Google has seen a decent amount of success for its Chrome OS based notebooks, dubbed Chromebooks. Now Google seems to want to push that success further and is trying out a new idea in the form of Chromebook rentals. Google has announced on its Enterprise Blog that the search giant will be giving Chromebooks to organisations on a rental basis.
Google's Chromebooks will be available on rent
According to the blog post, organisations can rent a new Chromebook starting at $30 per month, or a Chromebox for $25 per month. There isn’t any long term commitment and the rentals are on a month-to-month basis. The rental for the Chrome hardware goes down over time. The Chromebook will only cost $30 a month for the first twelve months, after which the rental will go down to $25 per month for the next twelve months and then $20 per month for the next twelve months. For the Chromebox, the rental will be $25 per month for the first twelve months, followed my $22 per month and $18 per month. The rental will consist of the Chrome hardware with 3 months of limited warranty, the web-based Chrome management console to centrally set-up and control users, devices and apps and 24/7 support.

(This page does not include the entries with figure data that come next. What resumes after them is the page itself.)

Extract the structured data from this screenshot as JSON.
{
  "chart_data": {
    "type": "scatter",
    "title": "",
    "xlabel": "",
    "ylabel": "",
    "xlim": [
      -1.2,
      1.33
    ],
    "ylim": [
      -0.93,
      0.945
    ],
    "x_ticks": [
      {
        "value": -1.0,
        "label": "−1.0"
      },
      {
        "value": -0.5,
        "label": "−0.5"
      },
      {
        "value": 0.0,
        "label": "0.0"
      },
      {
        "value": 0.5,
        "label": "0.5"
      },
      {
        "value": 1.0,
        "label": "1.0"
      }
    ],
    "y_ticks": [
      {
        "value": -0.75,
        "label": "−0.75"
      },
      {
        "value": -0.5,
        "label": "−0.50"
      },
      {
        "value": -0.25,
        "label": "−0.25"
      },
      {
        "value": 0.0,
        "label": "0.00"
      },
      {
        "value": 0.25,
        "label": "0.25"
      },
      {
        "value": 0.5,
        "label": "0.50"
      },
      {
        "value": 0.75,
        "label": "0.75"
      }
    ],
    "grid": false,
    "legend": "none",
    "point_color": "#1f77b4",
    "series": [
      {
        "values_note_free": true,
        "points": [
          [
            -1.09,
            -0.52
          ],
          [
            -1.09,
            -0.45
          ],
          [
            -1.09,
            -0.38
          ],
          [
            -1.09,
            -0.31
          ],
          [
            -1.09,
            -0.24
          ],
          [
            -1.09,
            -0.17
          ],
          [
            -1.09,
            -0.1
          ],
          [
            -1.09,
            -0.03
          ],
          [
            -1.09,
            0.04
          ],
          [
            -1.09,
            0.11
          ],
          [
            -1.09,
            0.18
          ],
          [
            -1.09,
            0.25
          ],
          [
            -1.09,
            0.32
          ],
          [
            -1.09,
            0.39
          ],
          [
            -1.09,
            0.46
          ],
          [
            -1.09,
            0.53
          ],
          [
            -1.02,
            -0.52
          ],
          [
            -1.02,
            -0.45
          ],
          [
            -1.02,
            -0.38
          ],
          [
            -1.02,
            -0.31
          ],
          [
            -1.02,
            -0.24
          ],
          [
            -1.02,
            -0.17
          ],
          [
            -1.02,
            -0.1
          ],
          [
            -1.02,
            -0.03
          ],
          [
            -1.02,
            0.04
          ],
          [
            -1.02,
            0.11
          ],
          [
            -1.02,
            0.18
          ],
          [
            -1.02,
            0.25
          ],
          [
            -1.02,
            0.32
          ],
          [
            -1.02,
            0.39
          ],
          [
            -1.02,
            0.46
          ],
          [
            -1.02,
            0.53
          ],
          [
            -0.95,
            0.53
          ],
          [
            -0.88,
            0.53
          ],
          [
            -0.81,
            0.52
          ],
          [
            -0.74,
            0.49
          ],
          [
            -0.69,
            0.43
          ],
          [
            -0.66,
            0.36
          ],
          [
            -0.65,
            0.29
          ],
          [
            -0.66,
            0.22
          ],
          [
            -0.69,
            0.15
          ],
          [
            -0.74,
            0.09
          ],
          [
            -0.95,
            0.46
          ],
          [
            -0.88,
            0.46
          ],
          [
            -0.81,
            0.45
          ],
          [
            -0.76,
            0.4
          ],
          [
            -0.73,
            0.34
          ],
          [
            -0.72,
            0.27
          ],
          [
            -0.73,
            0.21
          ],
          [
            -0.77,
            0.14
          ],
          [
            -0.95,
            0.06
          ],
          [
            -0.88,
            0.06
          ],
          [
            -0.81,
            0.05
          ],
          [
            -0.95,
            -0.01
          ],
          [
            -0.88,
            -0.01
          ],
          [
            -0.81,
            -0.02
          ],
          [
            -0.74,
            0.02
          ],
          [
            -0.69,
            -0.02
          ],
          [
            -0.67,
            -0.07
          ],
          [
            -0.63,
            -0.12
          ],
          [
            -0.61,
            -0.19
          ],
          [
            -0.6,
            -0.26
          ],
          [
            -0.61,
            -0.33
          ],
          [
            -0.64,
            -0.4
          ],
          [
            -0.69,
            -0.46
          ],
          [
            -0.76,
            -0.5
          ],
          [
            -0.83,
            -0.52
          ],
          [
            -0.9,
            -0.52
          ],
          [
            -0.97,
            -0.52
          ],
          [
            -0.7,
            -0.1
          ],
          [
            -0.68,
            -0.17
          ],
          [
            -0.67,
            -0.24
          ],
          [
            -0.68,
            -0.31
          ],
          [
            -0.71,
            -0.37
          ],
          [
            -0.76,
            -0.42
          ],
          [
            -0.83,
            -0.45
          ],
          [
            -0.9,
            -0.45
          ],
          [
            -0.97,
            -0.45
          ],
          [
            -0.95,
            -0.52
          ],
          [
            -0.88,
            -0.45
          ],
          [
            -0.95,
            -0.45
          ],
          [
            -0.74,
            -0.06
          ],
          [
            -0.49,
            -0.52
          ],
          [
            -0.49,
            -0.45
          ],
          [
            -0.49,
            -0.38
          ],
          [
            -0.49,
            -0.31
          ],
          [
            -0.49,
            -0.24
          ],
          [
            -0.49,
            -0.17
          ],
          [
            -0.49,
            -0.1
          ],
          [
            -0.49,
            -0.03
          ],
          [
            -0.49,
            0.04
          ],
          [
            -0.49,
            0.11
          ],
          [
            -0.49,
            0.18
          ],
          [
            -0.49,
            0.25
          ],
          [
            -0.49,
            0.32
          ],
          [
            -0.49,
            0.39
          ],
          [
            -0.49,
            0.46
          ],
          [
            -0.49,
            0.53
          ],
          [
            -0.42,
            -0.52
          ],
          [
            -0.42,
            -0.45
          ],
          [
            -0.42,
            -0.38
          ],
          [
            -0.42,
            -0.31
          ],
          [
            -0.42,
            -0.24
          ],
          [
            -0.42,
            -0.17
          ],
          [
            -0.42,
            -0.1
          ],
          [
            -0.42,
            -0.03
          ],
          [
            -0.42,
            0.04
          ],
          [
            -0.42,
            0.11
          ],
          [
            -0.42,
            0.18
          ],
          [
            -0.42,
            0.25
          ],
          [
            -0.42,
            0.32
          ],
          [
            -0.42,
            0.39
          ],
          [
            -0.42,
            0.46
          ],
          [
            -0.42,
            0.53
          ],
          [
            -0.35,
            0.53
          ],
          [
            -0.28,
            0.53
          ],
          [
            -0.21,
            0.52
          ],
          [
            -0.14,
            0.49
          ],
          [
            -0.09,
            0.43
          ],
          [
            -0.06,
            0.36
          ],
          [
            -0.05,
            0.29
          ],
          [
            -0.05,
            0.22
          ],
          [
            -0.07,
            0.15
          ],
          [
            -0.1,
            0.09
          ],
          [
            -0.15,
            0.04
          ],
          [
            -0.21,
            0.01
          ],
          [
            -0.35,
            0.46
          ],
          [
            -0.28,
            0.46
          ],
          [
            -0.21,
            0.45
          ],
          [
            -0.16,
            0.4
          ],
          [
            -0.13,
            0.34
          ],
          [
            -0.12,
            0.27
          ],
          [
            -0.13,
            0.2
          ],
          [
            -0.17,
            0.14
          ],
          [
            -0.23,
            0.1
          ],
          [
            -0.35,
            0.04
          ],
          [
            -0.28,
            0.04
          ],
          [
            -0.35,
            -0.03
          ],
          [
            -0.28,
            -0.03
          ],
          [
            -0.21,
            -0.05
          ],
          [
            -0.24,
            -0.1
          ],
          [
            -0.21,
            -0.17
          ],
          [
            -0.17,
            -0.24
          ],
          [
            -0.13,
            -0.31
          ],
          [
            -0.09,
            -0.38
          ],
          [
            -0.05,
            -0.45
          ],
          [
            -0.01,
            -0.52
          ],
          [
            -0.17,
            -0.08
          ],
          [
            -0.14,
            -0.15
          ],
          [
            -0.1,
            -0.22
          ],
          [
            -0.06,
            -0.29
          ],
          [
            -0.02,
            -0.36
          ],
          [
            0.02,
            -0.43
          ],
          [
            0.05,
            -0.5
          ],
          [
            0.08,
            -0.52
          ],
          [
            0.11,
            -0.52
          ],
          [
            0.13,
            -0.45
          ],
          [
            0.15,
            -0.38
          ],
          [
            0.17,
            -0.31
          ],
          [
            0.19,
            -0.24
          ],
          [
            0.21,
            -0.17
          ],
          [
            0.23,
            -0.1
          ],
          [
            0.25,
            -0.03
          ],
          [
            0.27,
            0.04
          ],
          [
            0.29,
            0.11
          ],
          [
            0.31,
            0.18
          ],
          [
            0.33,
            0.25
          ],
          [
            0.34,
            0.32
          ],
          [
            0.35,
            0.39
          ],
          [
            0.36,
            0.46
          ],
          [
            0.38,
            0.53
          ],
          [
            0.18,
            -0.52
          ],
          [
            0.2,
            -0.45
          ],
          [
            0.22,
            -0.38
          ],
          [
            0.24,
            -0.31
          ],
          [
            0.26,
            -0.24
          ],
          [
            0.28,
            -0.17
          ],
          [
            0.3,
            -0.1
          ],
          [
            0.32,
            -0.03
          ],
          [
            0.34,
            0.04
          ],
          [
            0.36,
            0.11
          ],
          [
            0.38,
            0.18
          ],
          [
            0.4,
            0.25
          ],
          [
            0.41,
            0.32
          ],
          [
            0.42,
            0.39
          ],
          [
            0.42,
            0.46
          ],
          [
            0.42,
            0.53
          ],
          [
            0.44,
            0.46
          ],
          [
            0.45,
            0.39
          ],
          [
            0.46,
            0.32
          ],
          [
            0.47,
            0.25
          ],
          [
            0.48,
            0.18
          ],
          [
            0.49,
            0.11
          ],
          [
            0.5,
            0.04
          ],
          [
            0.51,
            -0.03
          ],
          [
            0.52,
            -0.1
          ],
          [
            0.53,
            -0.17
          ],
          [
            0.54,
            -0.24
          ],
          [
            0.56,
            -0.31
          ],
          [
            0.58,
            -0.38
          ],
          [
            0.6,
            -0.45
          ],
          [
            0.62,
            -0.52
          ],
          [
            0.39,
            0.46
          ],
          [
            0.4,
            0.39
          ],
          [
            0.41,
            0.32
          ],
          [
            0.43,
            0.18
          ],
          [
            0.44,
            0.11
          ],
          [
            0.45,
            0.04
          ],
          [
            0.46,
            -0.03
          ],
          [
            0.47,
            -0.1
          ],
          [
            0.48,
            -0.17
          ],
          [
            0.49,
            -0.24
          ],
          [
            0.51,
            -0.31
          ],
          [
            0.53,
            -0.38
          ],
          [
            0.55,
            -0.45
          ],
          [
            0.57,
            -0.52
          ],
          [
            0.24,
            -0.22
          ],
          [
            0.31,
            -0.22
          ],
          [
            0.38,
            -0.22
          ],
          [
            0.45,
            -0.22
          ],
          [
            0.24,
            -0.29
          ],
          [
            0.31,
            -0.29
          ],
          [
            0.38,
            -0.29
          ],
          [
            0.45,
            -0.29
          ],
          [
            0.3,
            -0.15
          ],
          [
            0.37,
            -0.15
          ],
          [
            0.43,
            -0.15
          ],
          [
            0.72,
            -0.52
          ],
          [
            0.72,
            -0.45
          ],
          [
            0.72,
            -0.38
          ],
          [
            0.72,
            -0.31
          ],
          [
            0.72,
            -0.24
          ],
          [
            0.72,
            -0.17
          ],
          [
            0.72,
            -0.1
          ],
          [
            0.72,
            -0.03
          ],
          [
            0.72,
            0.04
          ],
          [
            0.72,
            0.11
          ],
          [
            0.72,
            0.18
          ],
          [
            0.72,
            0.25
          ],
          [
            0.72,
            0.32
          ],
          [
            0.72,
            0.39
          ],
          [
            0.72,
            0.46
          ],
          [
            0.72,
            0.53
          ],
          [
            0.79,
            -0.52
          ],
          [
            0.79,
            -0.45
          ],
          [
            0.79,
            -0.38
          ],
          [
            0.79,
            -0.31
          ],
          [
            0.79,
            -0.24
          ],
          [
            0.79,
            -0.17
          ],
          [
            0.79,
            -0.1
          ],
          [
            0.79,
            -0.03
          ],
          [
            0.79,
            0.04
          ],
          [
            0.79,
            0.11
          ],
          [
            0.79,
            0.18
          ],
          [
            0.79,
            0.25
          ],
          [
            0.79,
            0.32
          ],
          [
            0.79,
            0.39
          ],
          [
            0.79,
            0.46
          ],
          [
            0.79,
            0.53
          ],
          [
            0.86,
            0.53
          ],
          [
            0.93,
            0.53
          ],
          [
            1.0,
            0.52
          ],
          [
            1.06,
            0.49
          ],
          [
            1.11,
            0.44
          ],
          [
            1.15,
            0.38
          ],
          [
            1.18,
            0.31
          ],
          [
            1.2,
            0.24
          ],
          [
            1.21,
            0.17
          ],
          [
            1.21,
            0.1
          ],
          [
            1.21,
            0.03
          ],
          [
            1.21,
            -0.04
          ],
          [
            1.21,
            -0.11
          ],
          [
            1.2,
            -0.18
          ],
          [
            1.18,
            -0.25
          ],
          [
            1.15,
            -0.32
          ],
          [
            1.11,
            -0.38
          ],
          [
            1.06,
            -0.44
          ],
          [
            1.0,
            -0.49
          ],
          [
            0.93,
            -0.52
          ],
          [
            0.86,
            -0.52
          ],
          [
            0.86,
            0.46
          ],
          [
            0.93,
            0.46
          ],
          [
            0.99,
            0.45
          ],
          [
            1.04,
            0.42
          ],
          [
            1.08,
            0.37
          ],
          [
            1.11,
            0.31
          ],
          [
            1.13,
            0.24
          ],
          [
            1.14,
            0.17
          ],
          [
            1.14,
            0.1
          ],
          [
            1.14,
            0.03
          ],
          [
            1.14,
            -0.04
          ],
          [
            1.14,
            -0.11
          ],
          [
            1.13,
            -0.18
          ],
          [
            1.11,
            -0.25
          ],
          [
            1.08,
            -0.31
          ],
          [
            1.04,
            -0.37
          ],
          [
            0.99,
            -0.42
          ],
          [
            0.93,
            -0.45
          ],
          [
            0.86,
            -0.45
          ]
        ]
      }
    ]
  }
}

Back in August, it looked like Google was going to offer100 GB of free Google Drive storagespace to owners of Chromebooks. Google’s latest versions of the Chromebook only have 16GB of space. While this may seem limiting to some, the machine is mostly meant to use cloud storage and cloud-based services to work well, though users still need to buy that space on the cloud. By default, Google Drive gives users 5GB of free cloud storage.
Google launched Google Drive in April. The service was rolledout in stages – free account users get 5GB of space while paid upgrades are available, with capacities scaling right up to 16TB. The service lets users simply save data to Google Drive. You can check out our hands-on of the service here.
Google Drive features built-in OCR (Optical Character Recognition) technology which lets you search for text embedded in images, alongside image recognition, which allows you to search for specific holiday photos, even if they aren’t tagged correctly. Google has integrated Drive tightly with its other services as well and you can now attach photos from Drive to posts in Google+. Google is also working with third-party developers to enable sending faxes, editing videos and creating website mockups directly from Drive. The new service is still a work in progress, so don’t expect everything to be flawless right from the get go; things will only improve with time.
Google started integrating Google Drive into Chrome OS shortly after the launch of the cloud storage service. The update is available for Chromebooks, specifically for the Acer AC700, Samsung Series 5 and Cr-48s Chromebooks.